Susan Fowler (featured here a couple weeks ago) has a philosophy of failure in her life that I find really appealing as an SRE:
We can learn something about how to become the best versions of ourselves from how we engineer the best complex systems in the world of software engineering.
And while we’re on the subject of Susan Fowler, she’s got a book coming soon about writing reliable microservices. In the linked ebook-version of the second chapter, she goes over the requirements for a production-ready microservice: stability, reliability, scalability, fault-tolerance, catastrophe-preparedness, performance, monitoring, and documentation.
Pinterest explains how they broke their datastore up into 4096(!) shards on 4 pairs of MySQL servers (later 8192 on 8 pairs). It’s an interesting approach, although in essence it treats MySQL as a glorified key-value store for JSON documents.

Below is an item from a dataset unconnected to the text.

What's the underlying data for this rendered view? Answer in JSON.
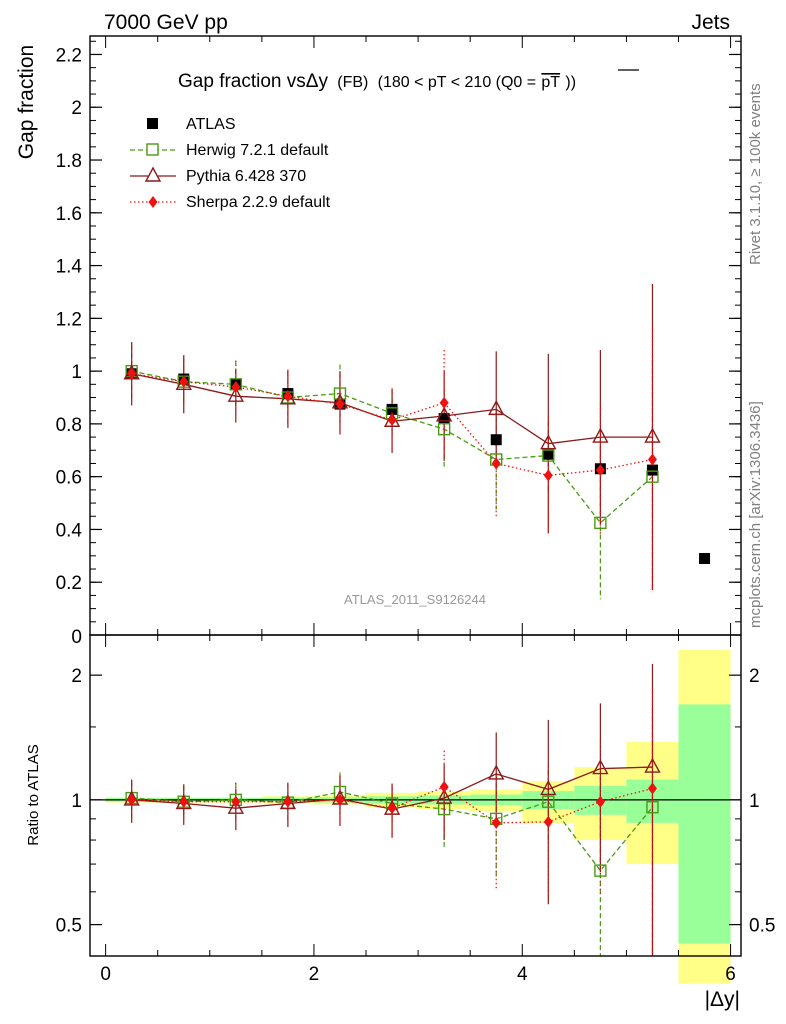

Do you use Kerberos or similar to authenticate your SSH users? What happens if there’s an incident that’s bad enough to take down your auth infrastructure? I hadn’t realized that openSSH supports CAs, but Facebook shows us that PKI support is easy and feature-rich.
Another project from Facebook: a load balancer for DHCP. Facebook found that anycast was not distributing requests evenly across DHCP servers, so they wrote a loadbalancer in Go.
In incident post-analysis, a fundamental attribution error is a tendency to see flaws in others as a cause if they were involved in an incident, but to blame the system if we were the one involved. This 4-minute segment from the Pre-Accident Podcast explains fundamental attribution error in more detail.
411 is Etsy’s new tool that runs scheduled queries against Elasticsearch and alerts on the result.
Outages
- ING Bank
- Here’s a terribly interesting root cause: during a test, the fire response system emitted an incredibly loud sound while dumping an inert gas into the datacenter — probably loud enough to cause hearing damage. This caused failure in multiple key spinning hard drives. Remember shouting at hard drives?
- Heroku Status
- Heroku released a followup with details on last week’s outage.
Full disclosure: Heroku is my employer.
- Heroku released a followup with details on last week’s outage.
- Gmail for Work
- Microsoft Azure
- Major outage involving most DNS queries for Azure resources failing. Microsoft posted a report including a root cause analysis.